Con milioni di persone di origini sudamericane tra cui scegliere, Buzzfed, ha scelto il mio tweet per esprimere l’indignazione in cima al loro articolo.
Sono rimasta sorpresa. Anche se mi era già capitato di essere citata, non mi era mai successo di essere la prima citazione in un articolo, quello più in vista, in cima all’articolo. E quindi mi sono domandata se non fosse proprio per questo avatar bianco e maschio, di fianco al mio nome. Sarebbe stato differente vedere una donna? Una donna queer? Una donna nera e queer?

Non fraintendetemi, non che ci sia nulla di sbagliato nell’includere l’indignazione da parte di uomini bianchi, ma sono abbastanza sicura che non fosse la MIA indignazione verso la brutalità della polizia, a voler essere amplificata.

Ieri mi sono svegliata ansiosa. Una settimana era passata. E non volevo cambiare la mia immagine. Avevo apprezzato il privilegio sperimentato. Mi è piaciuto farmi trattare da essere umano.
Ma io credo che parte della lotta è essere ciò che sono. Donna, grassa, queer, rumorosa e onesta. E per essere onesta sento che le mie parole devono essere lette con il mio vero volto accanto.

Ho rimesso la mia vecchia immagine del profilo. Ho ancora il privilegio di essere bianca e quindi la possibilità di avere rispetto delle discussioni sulla razza espresse da altre, ma non posso più parlare liberamente di come è vivere in una cultura che sostiene stupratori, che non punisce chi commette violenze continuamente, statisticamente contro le donne. Non posso più testimoniare la mia esperienza senza molestie.

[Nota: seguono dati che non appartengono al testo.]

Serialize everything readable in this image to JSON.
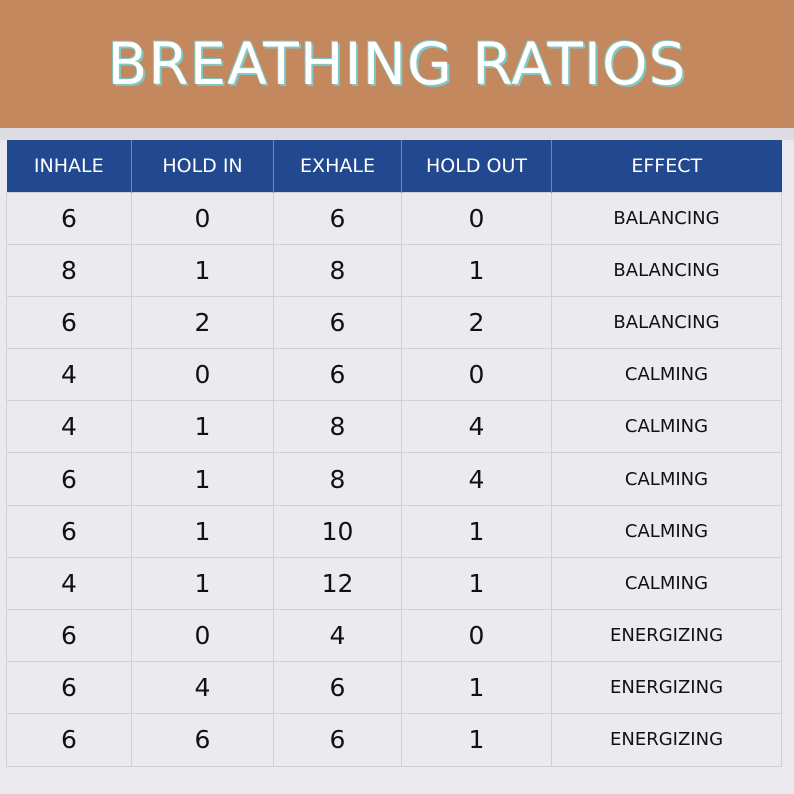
{
  "title": "BREATHING RATIOS",
  "colors": {
    "banner": "#c4885f",
    "header": "#22498f",
    "title_outline": "#7fc9c4",
    "row_bg": "#ebebef"
  },
  "table": {
    "headers": [
      "INHALE",
      "HOLD IN",
      "EXHALE",
      "HOLD OUT",
      "EFFECT"
    ],
    "rows": [
      [
        "6",
        "0",
        "6",
        "0",
        "BALANCING"
      ],
      [
        "8",
        "1",
        "8",
        "1",
        "BALANCING"
      ],
      [
        "6",
        "2",
        "6",
        "2",
        "BALANCING"
      ],
      [
        "4",
        "0",
        "6",
        "0",
        "CALMING"
      ],
      [
        "4",
        "1",
        "8",
        "4",
        "CALMING"
      ],
      [
        "6",
        "1",
        "8",
        "4",
        "CALMING"
      ],
      [
        "6",
        "1",
        "10",
        "1",
        "CALMING"
      ],
      [
        "4",
        "1",
        "12",
        "1",
        "CALMING"
      ],
      [
        "6",
        "0",
        "4",
        "0",
        "ENERGIZING"
      ],
      [
        "6",
        "4",
        "6",
        "1",
        "ENERGIZING"
      ],
      [
        "6",
        "6",
        "6",
        "1",
        "ENERGIZING"
      ]
    ]
  }
}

Ho perso il presunto pene che mi da il diritto di parola.

Così, parlerò finché potrò:

Mi sentite quando dico che fa male? Potete entrare in empatia con il mio dolore? Le vostre minacce di stupro feriscono una persona reale. Mi ricordano un trauma che ho vissuto. Pensate davvero di volermi fare del male, solo perché non sono un uomo?

Come può esservi utile negare la mia umanità? Che cosa perdereste mettendo altrove la vostra energia? Io non voglio portarvi via nulla. Voglio che mi ascoltiate. E che mi riconosciate come essere umano.